Parent cut-nodes. If the earliest reachable vertex from $v$ is the parent of $v$ , then the parent of $v$ is an articulation vertex (unless the parent of $v$ is the root).

[1, P. 176]

Figure: Different cases of articulation vertices [1, P. 176]

The following code checks for each of these cut-nodes after a vertex’s edges have been processed:

void process_vertex_late(int v) {
  bool root; /* is the vertex the root of the DFS tree? */
  int time_v; /* earliest reachable time for v */
  int time_parent; /* earliest reachable time for parent[v] */

  if (parent[v] < 1) {
    if (tree_out_degree[v] > 1) {
      printf("root articulation vertex: %d \n",v);
    }
    return;
  }

  root = (parent[parent[v]] < 1); /* is parent[v] the root? */
  if ((reachable_ancestor[v] == parent[v]) && (!root)) {
    printf("parent articulation vertex: %d \n",parent[v]);
  }

  if (reachable_ancestor[v] == v) {
    printf("bridge articulation vertex: %d \n",parent[v]);
    if (tree_out_degree[v] > 0) {
      printf("bridge articulation vertex: %d \n",v);
    }
  }

  time_v = entry_time[reachable_ancestor[v]];
  time_parent = entry_time[reachable_ancestor[parent[v]]];

  if (time_v < time_parent) {
    reachable_ancestor[parent[v]] = reachable_ancestor[v];
  }
}

[1, P. 165]

DFS on directed graphs

In an undirected graph, every edge is either a tree edge or a back edge [1, P. 178].

In directed graphs, there are more possibilities for edge labelling:

Tree edge
Forward edge
Back edge
Cross edge

[1, P. 178]

Figure: Edge cases for BFS/DFS traversal [1, P. 178]

The labelling can be calculated from the discovery time, state, and parent of each vertex:

int edge_classification(int x, int y) {
  if (parent[y] == x) {
    return(TREE);
  }
  if (discovered[y] && !processed[y]) {
    return(BACK);
  }
  if (processed[y] && (entry_time[y]>entry_time[x])) {
    return(FORWARD);
  }
  if (processed[y] && (entry_time[y]<entry_time[x])) {
    return(CROSS);
  }
  printf("Warning: unclassified edge (%d,%d)\n",x,y);
}

Topological sorting

Topological sorting works on DAGs (Directed Acyclic Graphs). Topological sorting orders vertices so that “all directed edges go from left to right” [1, P. 179].

Every DAG has at least one topological sort [1, P. 179].

Figure: DAG with one topological sort (G,A,B,C,F,E,D) [1, P. 179]

Topological sort is useful because it creates an order that can be used to process a vertex before any of its successors [1, P. 179].

You can find the topological order of a DAG during DFS by labelling vertices in the reverse order that they are marked as processed [1, P. 180].

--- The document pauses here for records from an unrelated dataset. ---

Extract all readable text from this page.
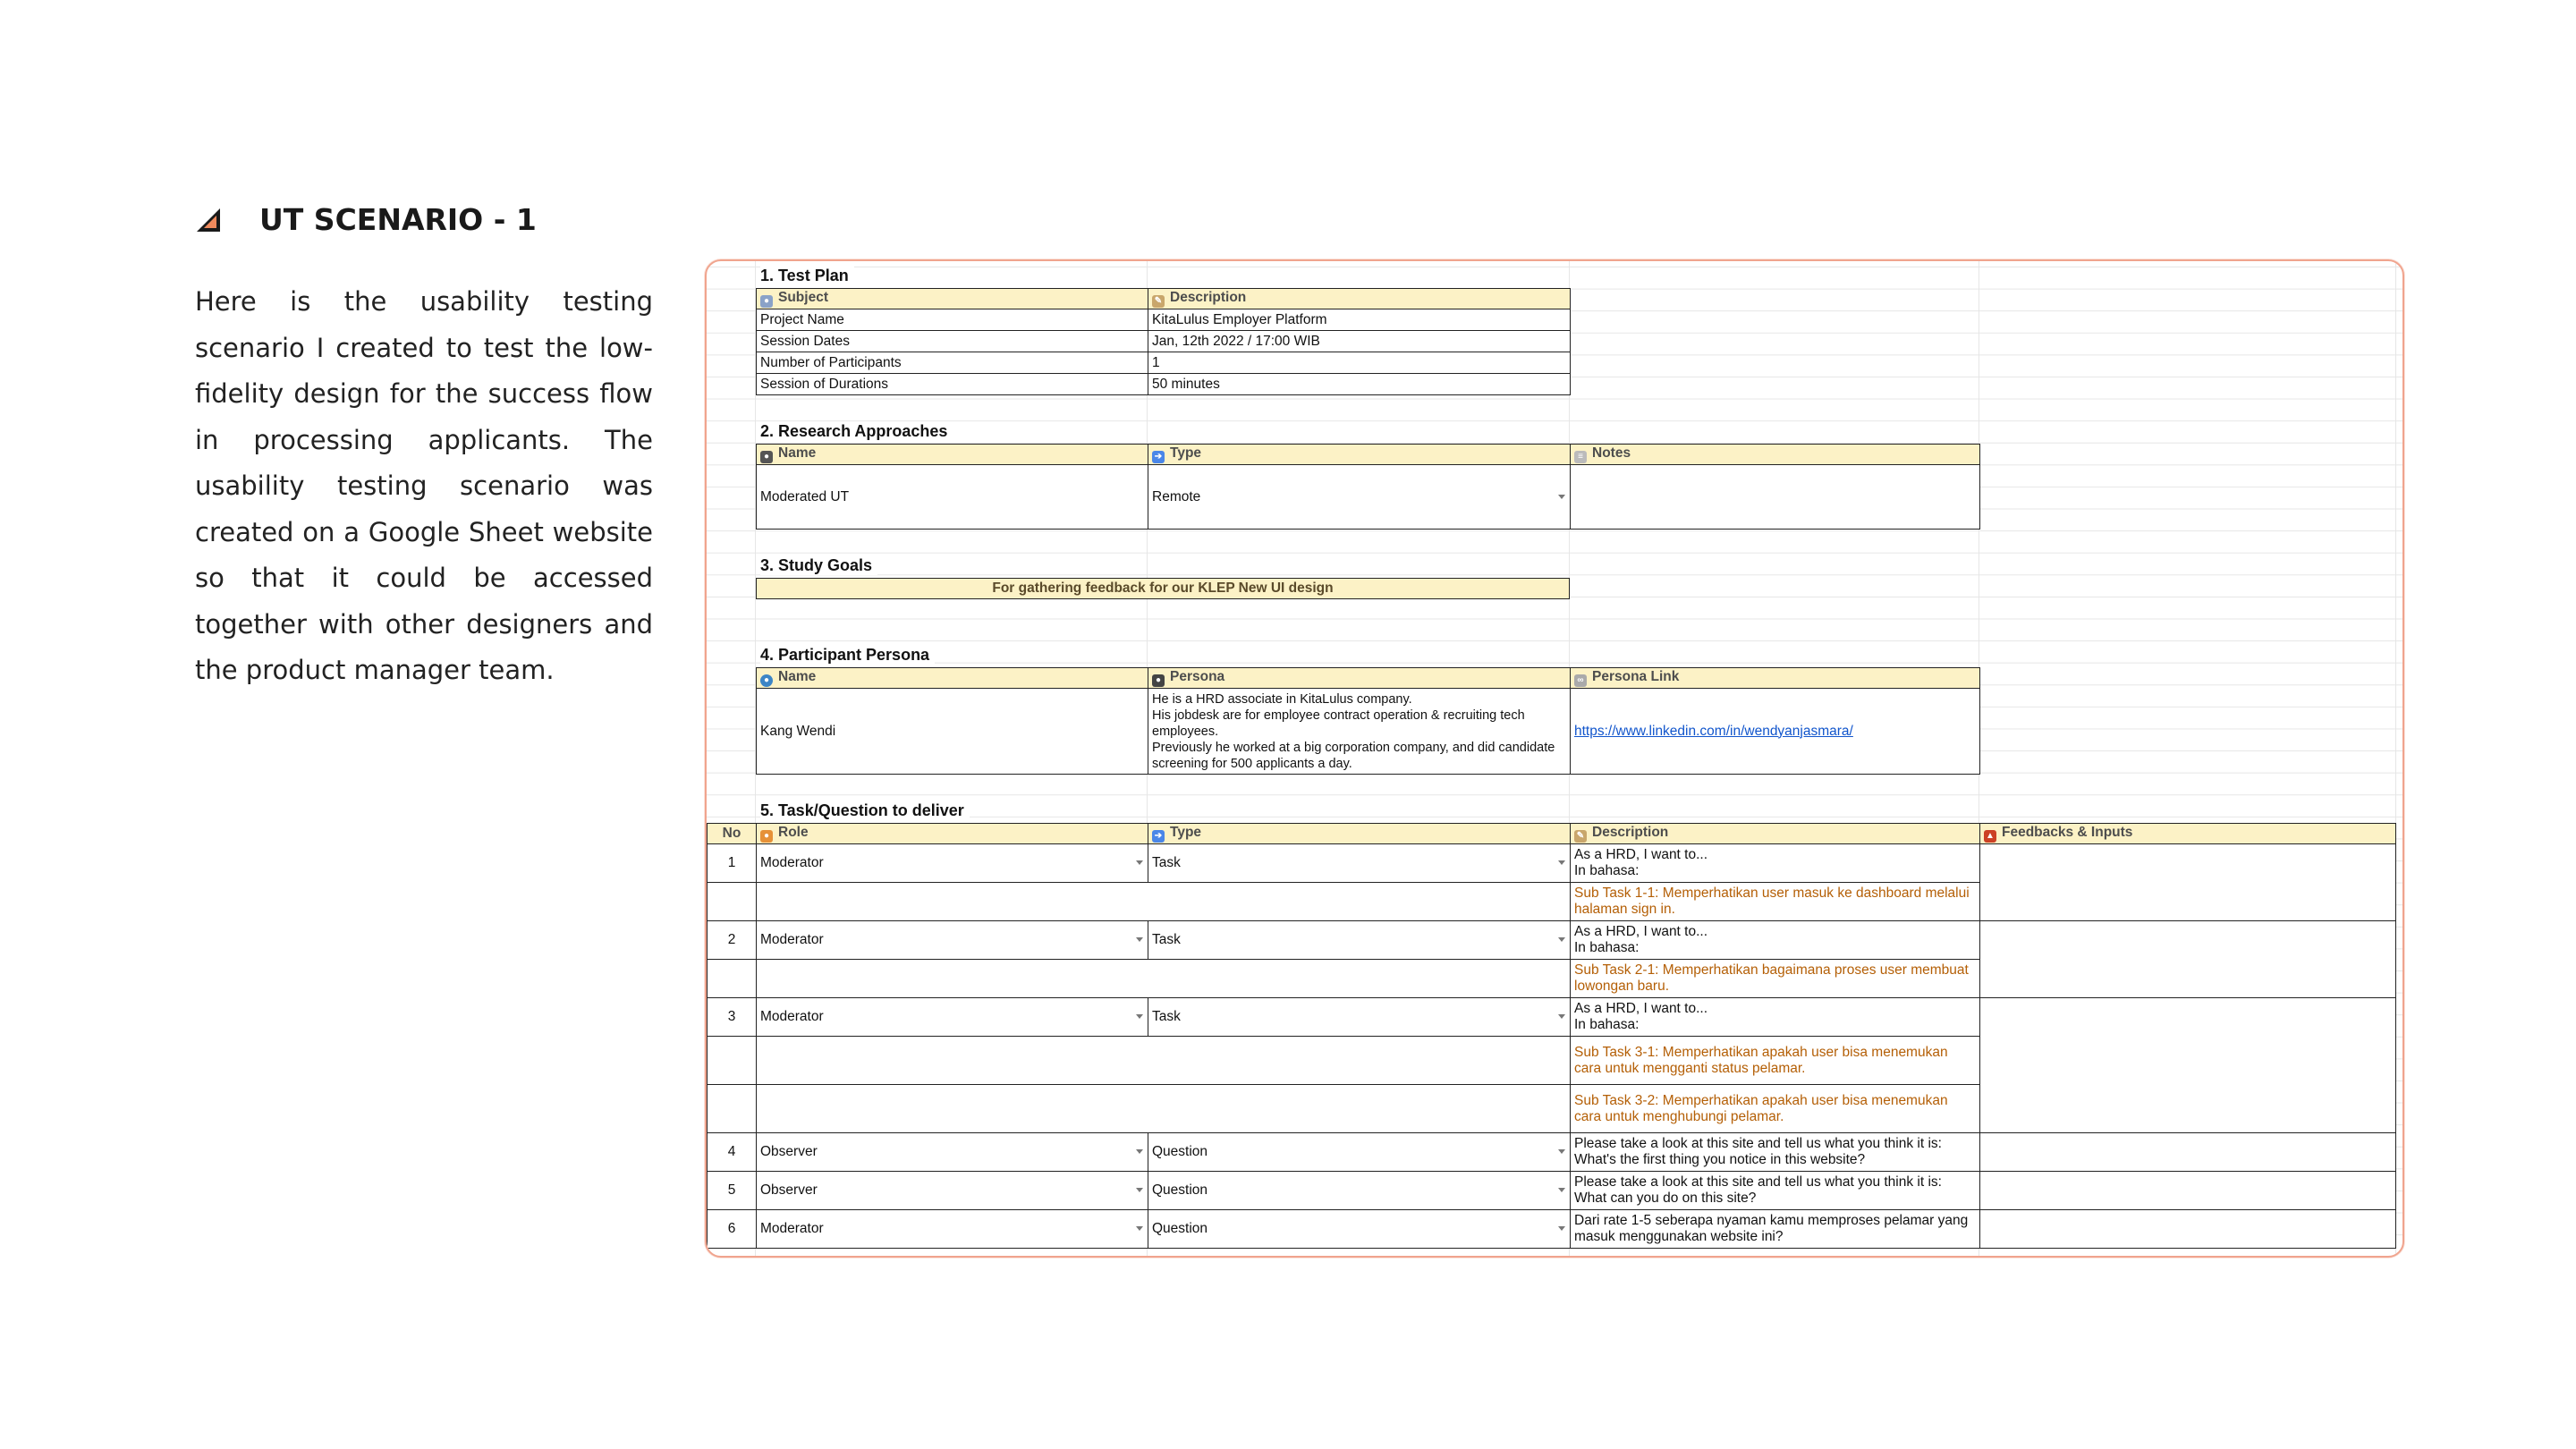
UT SCENARIO - 1
Here is the usability testing scenario I created to test the low-fidelity design for the success flow in processing applicants. The usability testing scenario was created on a Google Sheet website so that it could be accessed together with other designers and the product manager team.
1. Test Plan
● Subject	✎ Description
Project Name	KitaLulus Employer Platform
Session Dates	Jan, 12th 2022 / 17:00 WIB
Number of Participants	1
Session of Durations	50 minutes
2. Research Approaches
● Name	➔ Type	≡ Notes
Moderated UT	Remote

3. Study Goals
For gathering feedback for our KLEP New UI design
4. Participant Persona
● Name	● Persona	∞ Persona Link
Kang Wendi	He is a HRD associate in KitaLulus company.
His jobdesk are for employee contract operation & recruiting tech employees.
Previously he worked at a big corporation company, and did candidate screening for 500 applicants a day.	https://www.linkedin.com/in/wendyanjasmara/
5. Task/Question to deliver
No	● Role	➔ Type	✎ Description	▲ Feedbacks & Inputs
1	Moderator	Task	As a HRD, I want to...
In bahasa:	

			Sub Task 1-1: Memperhatikan user masuk ke dashboard melalui halaman sign in.	
2	Moderator	Task	As a HRD, I want to...
In bahasa:	

			Sub Task 2-1: Memperhatikan bagaimana proses user membuat lowongan baru.	
3	Moderator	Task	As a HRD, I want to...
In bahasa:	

			Sub Task 3-1: Memperhatikan apakah user bisa menemukan cara untuk mengganti status pelamar.	
			Sub Task 3-2: Memperhatikan apakah user bisa menemukan cara untuk menghubungi pelamar.	
4	Observer	Question	Please take a look at this site and tell us what you think it is: What's the first thing you notice in this website?	
5	Observer	Question	Please take a look at this site and tell us what you think it is: What can you do on this site?	
6	Moderator	Question	Dari rate 1-5 seberapa nyaman kamu memproses pelamar yang masuk menggunakan website ini?	
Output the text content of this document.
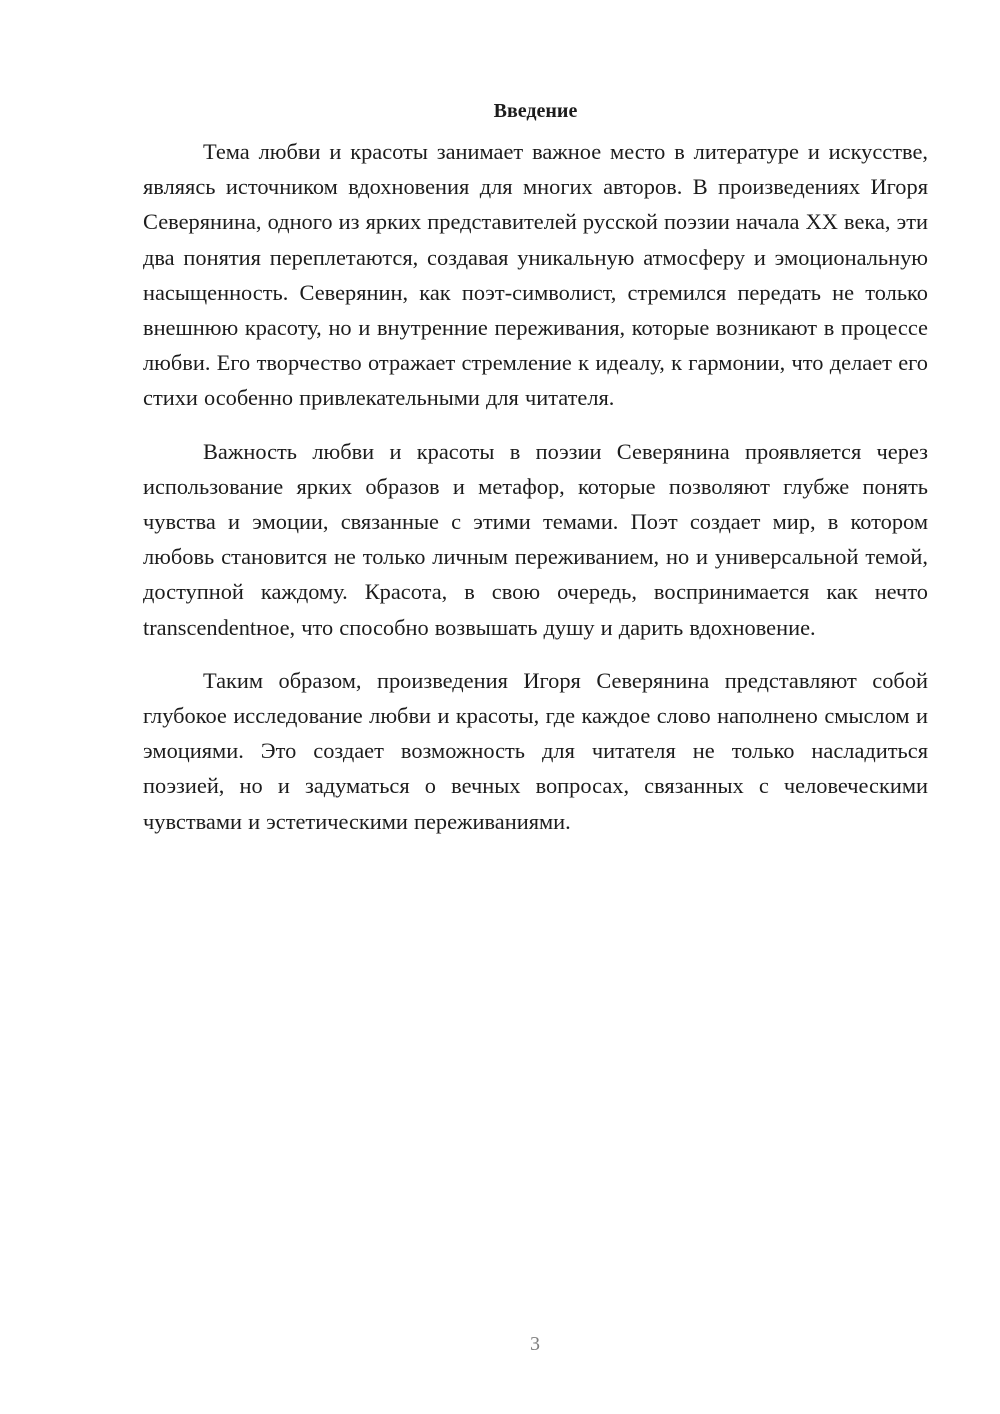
Введение

Тема любви и красоты занимает важное место в литературе и искусстве, являясь источником вдохновения для многих авторов. В произведениях Игоря Северянина, одного из ярких представителей русской поэзии начала XX века, эти два понятия переплетаются, создавая уникальную атмосферу и эмоциональную насыщенность. Северянин, как поэт-символист, стремился передать не только внешнюю красоту, но и внутренние переживания, которые возникают в процессе любви. Его творчество отражает стремление к идеалу, к гармонии, что делает его стихи особенно привлекательными для читателя.

Важность любви и красоты в поэзии Северянина проявляется через использование ярких образов и метафор, которые позволяют глубже понять чувства и эмоции, связанные с этими темами. Поэт создает мир, в котором любовь становится не только личным переживанием, но и универсальной темой, доступной каждому. Красота, в свою очередь, воспринимается как нечто transcendentное, что способно возвышать душу и дарить вдохновение.

Таким образом, произведения Игоря Северянина представляют собой глубокое исследование любви и красоты, где каждое слово наполнено смыслом и эмоциями. Это создает возможность для читателя не только насладиться поэзией, но и задуматься о вечных вопросах, связанных с человеческими чувствами и эстетическими переживаниями.

3
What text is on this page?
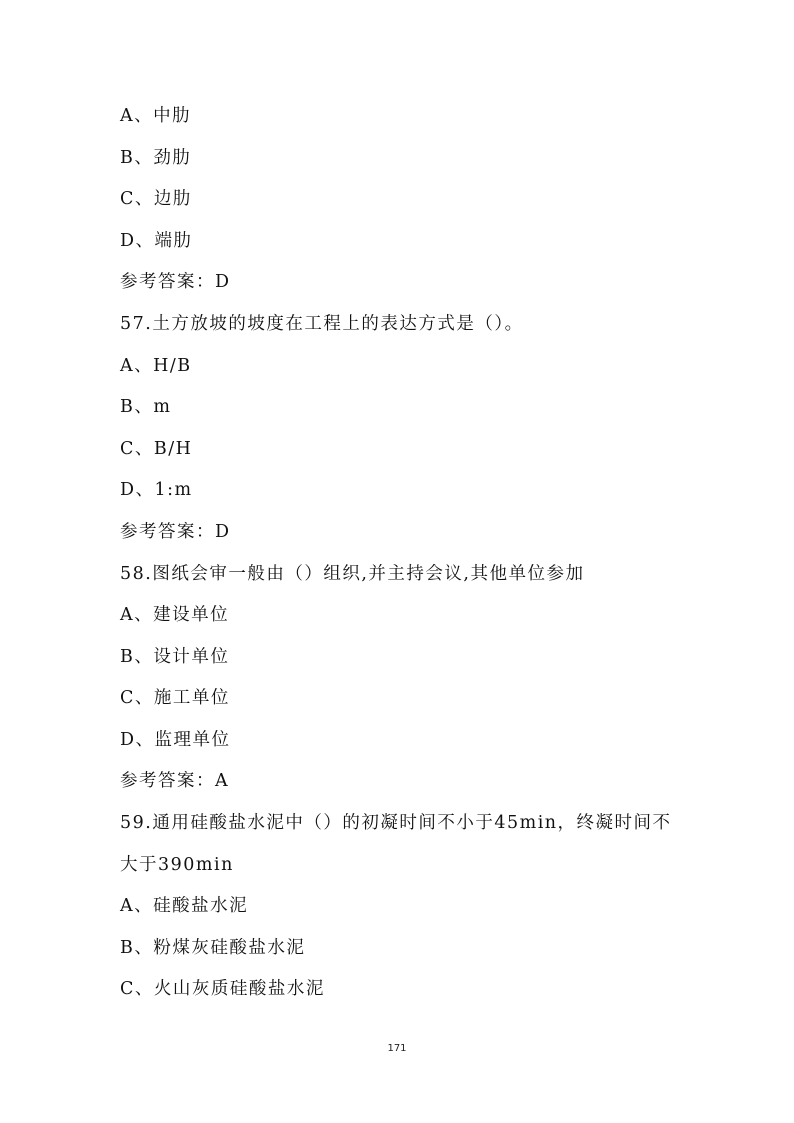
A、中肋
B、劲肋
C、边肋
D、端肋
参考答案：D
57.土方放坡的坡度在工程上的表达方式是（）。
A、H/B
B、m
C、B/H
D、1:m
参考答案：D
58.图纸会审一般由（）组织,并主持会议,其他单位参加
A、建设单位
B、设计单位
C、施工单位
D、监理单位
参考答案：A
59.通用硅酸盐水泥中（）的初凝时间不小于45min，终凝时间不
大于390min
A、硅酸盐水泥
B、粉煤灰硅酸盐水泥
C、火山灰质硅酸盐水泥
171
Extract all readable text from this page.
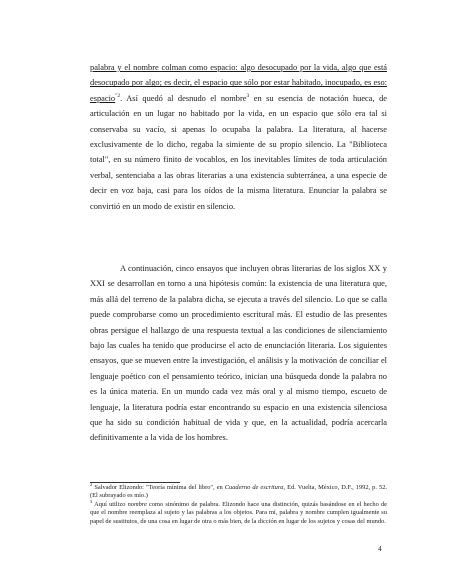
palabra y el nombre colman como espacio: algo desocupado por la vida, algo que está desocupado por algo; es decir, el espacio que sólo por estar habitado, inocupado, es eso: espacio$^{"2}$. Así quedó al desnudo el nombre$^3$ en su esencia de notación hueca, de articulación en un lugar no habitado por la vida, en un espacio que sólo era tal si conservaba su vacío, si apenas lo ocupaba la palabra. La literatura, al hacerse exclusivamente de lo dicho, regaba la simiente de su propio silencio. La "Biblioteca total", en su número finito de vocablos, en los inevitables límites de toda articulación verbal, sentenciaba a las obras literarias a una existencia subterránea, a una especie de decir en voz baja, casi para los oídos de la misma literatura. Enunciar la palabra se convirtió en un modo de existir en silencio.

A continuación, cinco ensayos que incluyen obras literarias de los siglos XX y XXI se desarrollan en torno a una hipótesis común: la existencia de una literatura que, más allá del terreno de la palabra dicha, se ejecuta a través del silencio. Lo que se calla puede comprobarse como un procedimiento escritural más. El estudio de las presentes obras persigue el hallazgo de una respuesta textual a las condiciones de silenciamiento bajo las cuales ha tenido que producirse el acto de enunciación literaria. Los siguientes ensayos, que se mueven entre la investigación, el análisis y la motivación de conciliar el lenguaje poético con el pensamiento teórico, inician una búsqueda donde la palabra no es la única materia. En un mundo cada vez más oral y al mismo tiempo, escueto de lenguaje, la literatura podría estar encontrando su espacio en una existencia silenciosa que ha sido su condición habitual de vida y que, en la actualidad, podría acercarla definitivamente a la vida de los hombres.

$^2$ Salvador Elizondo: "Teoría mínima del libro", en Cuaderno de escritura, Ed. Vuelta, México, D.F., 1992, p. 52. (El subrayado es mío.)

$^3$ Aquí utilizo nombre como sinónimo de palabra. Elizondo hace una distinción, quizás basándose en el hecho de que el nombre reemplaza al sujeto y las palabras a los objetos. Para mí, palabra y nombre cumplen igualmente su papel de sustitutos, de una cosa en lugar de otra o más bien, de la dicción en lugar de los sujetos y cosas del mundo.

4
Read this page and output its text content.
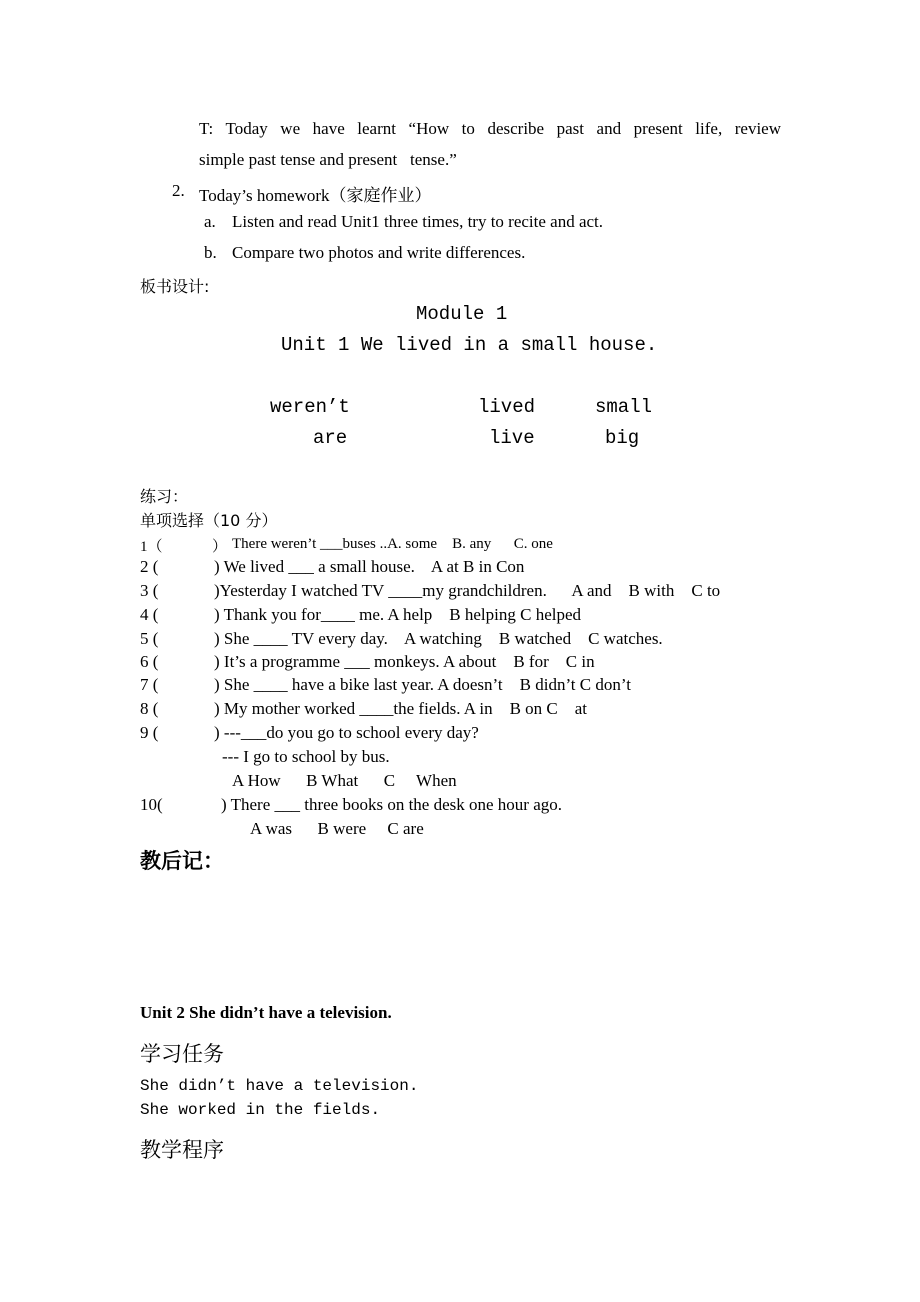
T: Today we have learnt “How to describe past and present life, review
simple past tense and present   tense.”
2. Today’s homework（家庭作业）
a. Listen and read Unit1 three times, try to recite and act.
b. Compare two photos and write differences.
板书设计:
Module 1
Unit 1 We lived in a small house.
weren’t	lived	small
are	live	big
练习：
单项选择（10 分）
1（	） There weren’t ___buses ..A. some    B. any      C. one
2 (	) We lived ___ a small house.    A at B in Con
3 (	)Yesterday I watched TV ____my grandchildren.      A and    B with    C to
4 (	) Thank you for____ me. A help    B helping C helped
5 (	) She ____ TV every day.    A watching    B watched    C watches.
6 (	) It’s a programme ___ monkeys. A about    B for    C in
7 (	) She ____ have a bike last year. A doesn’t    B didn’t C don’t
8 (	) My mother worked ____the fields. A in    B on C    at
9 (	) ---___do you go to school every day?
--- I go to school by bus.
A How      B What      C     When
10(	) There ___ three books on the desk one hour ago.
A was      B were     C are
教后记：
Unit 2 She didn’t have a television.
学习任务
She didn’t have a television.
She worked in the fields.
教学程序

The following implements a topological sort:

void process_vertex_late(int v) {
  push(&sorted,v);
}

void process_edge(int x, int y) {
  int class;

  class = edge_classification(x,y);

  if (class == BACK) {
    printf("Warning: directed cycle found, not a DAG\n");
  }
}

void topsort(graph *g) {
  int i;
  init_stack(&sorted);

  for (i = 1; i <= g->nvertices; i++) {
    if (discovered[i] == FALSE) {
      dfs(g,i);
    }
  }

  print_stack(&sorted);
}

Strongly Connected Components

A directed graph is strongly connected if there is a path between all pairs of vertices [1, P. 181].

Graphs that aren’t strongly connected can be partitioned into strongly connected components [1, P. 181].

Figure: The strongly-connected components of a graph, with the associated DFS tree [1, P. 182]

You can calculate strongly connected components in linear time with Tarjan’s strongly connected components algorithm, which uses DFS.

(see a video demonstration of Tarjan’s strongly connected components algorithm).

References

[1] S. Skiena, The Algorithm Design Manual, 2nd ed. Springer, 2008.